Todas las perversidades de la violencia, tan patentes hoy gracias a los aparatos audiovisuales, no parecen capaces de detener la gigantesca maquinaria puesta en pie y alimentada durante siglos y siglos. Corresponde a las generaciones presentes la casi imposible tarea bíblica de "transformar la violencia en paz" y transitar desde un instinto de violencia -forjado desde el origen de los tiempos- a una conciencia de paz. Sería el mejor y más noble acto que la "aldea global" podría realizar. El mejor obsequio a nuestros descendientes. ¡Con qué satisfacción y alivio podríamos mirar a los ojos de nuestros hijos!
Pero también se hace necesario hablar de ¡los derechos humanos! en este milenio, ésta debe ser nuestra utopía: ponerlos en práctica, completarlos, vivirlos, re-vivirlos, re-avivarlos cada amanecer Ninguna nación, institución o persona debe sentirse autorizada a poseer y representar los derechos humanos ni menos aun a otorgar credenciales a los demás. Los derechos humanos no se tienen ni se ofrecen, sino que se conquistan y se merecen cada día. Tampoco deben considerarse una abstracción, sino pautas concretas de acción que deben incorporarse a la vida de todos los hombres y las mujeres, y a las leyes de cada país.
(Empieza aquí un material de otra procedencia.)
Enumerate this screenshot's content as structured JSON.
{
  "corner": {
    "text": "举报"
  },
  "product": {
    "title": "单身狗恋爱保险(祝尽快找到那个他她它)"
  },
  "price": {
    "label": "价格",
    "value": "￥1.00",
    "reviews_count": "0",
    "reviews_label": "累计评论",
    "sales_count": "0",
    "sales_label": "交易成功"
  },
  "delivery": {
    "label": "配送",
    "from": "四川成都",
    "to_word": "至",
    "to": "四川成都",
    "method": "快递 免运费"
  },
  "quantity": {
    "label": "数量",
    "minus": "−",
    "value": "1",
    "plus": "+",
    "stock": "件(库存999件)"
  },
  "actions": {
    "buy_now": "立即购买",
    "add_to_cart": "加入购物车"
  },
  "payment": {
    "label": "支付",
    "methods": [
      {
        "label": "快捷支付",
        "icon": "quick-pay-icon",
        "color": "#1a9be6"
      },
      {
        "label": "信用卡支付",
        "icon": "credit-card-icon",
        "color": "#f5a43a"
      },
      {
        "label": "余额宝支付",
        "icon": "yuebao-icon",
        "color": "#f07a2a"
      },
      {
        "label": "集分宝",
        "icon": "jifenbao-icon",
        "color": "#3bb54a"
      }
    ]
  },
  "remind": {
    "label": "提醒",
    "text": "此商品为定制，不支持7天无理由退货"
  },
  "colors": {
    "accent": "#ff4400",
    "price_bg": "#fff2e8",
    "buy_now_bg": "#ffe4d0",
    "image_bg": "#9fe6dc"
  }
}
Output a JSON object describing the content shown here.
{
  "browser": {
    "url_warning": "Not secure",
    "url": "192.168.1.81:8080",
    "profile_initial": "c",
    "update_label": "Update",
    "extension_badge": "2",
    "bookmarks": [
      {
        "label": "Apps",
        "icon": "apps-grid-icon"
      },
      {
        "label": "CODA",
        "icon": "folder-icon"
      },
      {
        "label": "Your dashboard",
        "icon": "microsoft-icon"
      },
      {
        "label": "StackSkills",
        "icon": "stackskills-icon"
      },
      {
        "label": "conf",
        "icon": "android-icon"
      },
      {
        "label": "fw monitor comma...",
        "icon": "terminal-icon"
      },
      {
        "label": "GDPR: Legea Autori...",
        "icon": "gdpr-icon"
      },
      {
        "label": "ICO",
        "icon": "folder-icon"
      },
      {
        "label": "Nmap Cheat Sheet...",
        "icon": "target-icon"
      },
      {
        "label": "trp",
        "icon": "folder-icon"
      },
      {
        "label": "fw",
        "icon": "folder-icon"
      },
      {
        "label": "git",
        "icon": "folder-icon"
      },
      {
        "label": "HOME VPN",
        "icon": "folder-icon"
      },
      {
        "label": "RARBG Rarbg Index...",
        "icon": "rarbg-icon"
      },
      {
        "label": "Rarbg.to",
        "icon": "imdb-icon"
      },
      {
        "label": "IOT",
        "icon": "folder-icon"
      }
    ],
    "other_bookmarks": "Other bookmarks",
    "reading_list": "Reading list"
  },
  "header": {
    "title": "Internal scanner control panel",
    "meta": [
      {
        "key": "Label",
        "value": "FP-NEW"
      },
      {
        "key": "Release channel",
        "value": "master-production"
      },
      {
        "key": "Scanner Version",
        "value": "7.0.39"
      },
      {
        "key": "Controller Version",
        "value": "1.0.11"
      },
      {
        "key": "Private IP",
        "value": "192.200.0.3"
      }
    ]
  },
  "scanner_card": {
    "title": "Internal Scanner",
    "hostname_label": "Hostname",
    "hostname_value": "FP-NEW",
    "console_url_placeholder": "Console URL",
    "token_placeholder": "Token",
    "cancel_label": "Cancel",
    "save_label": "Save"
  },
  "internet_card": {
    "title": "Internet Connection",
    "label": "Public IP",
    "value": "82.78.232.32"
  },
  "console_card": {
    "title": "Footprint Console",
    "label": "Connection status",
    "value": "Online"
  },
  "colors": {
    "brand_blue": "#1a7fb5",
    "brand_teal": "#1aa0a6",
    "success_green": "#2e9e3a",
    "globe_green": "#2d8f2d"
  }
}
Lo que se necesita, por tanto, es acción. Para que la gente de todas las comunidades del mundo se una, alcancen y trabajen activamente por la construcción de la paz por medios pacíficos y para la transformación de todas las formas de violencia directa, estructural y cultural. Quienes están aterrados por el dolor, la devastación y la destrucción que crean la violencia y la guerra, deben tener el coraje de ponerse de pie y tomar el camino de los principios de la no violencia y la paz.
Por ello debemos de hacer un llamamiento a todas las familias, a los educadores, a los religiosos, a los parlamentarios, políticos, artistas, intelectuales, científicos, artesanos, periodistas; a todas las asociaciones humanitarias, deportivas, culturales; a los medios de comunicación, para que difundan por doquier un mensaje de tolerancia, de no violencia, de paz y de justicia. Para que fomenten actitudes de comprensión, de desprendimiento, de solidaridad; para que, con mayor memoria del futuro que del pasado, sepamos mirar juntos hacia adelante y construyamos así, en condiciones adversas y en terrenos inhóspitos, un porvenir de paz y derecho fundamental.
Para concluir podríamos señalar que es necesario "evitar el horror de la violencia a nuestros descendientes", "construyendo los baluartes de la paz en el espíritu de todos nosotros", es decir menos VIOLENCIA y mayor PAZ.